An article carrying quite a few strong statements. Some I do agree with, some I don’t

New waves of application development technology are often incompatible with old ways of thinking. Typically, when a brave new world opens to programmers, a healthy portion of them will cast aside the old ways in favor of the new. But the NoSQL movement is not about throwing out your SQL databases to be replaced by key-value stores. NoSQL, ironically, has nothing to do with avoiding SQL, and everything to do with the judicious use of relational databases.

Take for example:

He said (nb Mike Gualtieri, senior analyst Forrester Research) that saving actual customer purchasing information is better suited to a relational database, while storing more ephemeral information, such as customer product ratings and comments, is more appropriate for a NoSQL database.

Saying that NoSQL is fit for “ephemeral information” is a mistake: put your “cheap” data into NoSQL and your “important” data into relational databases. You don’t use a programming language for a product that is not so important and a different language for an important one. You always take into consideration a lot of aspects before making that decision.
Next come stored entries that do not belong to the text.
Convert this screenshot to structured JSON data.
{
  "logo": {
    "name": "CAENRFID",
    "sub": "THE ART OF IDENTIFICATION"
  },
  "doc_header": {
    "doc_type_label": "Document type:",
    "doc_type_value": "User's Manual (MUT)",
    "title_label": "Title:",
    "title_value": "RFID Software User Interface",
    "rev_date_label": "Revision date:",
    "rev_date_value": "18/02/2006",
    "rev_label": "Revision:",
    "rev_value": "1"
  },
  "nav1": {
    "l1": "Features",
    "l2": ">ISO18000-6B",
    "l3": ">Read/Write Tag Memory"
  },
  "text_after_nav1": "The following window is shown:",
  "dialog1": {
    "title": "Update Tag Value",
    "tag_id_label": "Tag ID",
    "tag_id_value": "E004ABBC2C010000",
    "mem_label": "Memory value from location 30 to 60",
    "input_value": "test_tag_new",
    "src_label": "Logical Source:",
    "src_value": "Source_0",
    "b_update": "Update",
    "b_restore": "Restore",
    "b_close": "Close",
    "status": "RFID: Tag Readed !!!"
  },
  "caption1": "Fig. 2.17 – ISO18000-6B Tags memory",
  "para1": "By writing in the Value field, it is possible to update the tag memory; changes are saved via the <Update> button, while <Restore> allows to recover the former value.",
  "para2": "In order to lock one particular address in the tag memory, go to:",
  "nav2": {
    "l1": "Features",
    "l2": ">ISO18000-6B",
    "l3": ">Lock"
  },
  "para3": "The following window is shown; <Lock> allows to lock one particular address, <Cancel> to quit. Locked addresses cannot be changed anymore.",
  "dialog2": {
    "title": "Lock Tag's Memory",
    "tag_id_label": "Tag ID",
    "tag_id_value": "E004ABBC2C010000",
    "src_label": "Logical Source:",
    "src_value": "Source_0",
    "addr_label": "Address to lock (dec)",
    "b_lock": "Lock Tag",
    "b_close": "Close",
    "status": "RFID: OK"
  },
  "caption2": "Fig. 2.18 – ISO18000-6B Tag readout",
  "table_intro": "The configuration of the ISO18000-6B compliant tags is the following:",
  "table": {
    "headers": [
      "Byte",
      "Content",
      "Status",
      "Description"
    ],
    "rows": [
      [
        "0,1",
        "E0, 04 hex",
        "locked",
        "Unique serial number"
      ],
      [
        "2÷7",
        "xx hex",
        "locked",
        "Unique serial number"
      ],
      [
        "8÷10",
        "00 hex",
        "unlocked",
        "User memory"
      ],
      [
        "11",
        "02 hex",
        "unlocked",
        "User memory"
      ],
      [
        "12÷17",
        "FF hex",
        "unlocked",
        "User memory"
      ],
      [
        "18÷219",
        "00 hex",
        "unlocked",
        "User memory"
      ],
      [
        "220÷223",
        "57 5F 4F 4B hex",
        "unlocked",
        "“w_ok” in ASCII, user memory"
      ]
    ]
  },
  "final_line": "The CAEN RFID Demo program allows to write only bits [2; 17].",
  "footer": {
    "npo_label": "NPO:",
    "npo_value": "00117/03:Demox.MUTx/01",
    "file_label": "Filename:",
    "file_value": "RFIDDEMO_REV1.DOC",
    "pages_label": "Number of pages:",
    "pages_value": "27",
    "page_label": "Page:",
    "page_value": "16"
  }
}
The same applies to choosing the storage backend.

Or:

Ellis (nb Jonathan Ellis, Cassandra lead and founder of Riptano) said that the developers at Digg invented a rule of thumb for deciding whether or not an environment necessitates a NoSQL database like Cassandra: “If you’re layering memcached on top of MySQL, you’re inventing an ad hoc NoSQL database by doing that,” said Ellis.

Well, that pretty much sounds like: “if you are using a dict/hash/map then you are inventing an ad hoc NoSQL database”. Personally I think that using a caching mechanism that is accessible through simple get/set operations just means that 1) memory access offers higher speed than anything else, 2) most of the time we like accessing our data in different ways

All in all, a good read built around quotes of different people involved or looking at the NoSQL market.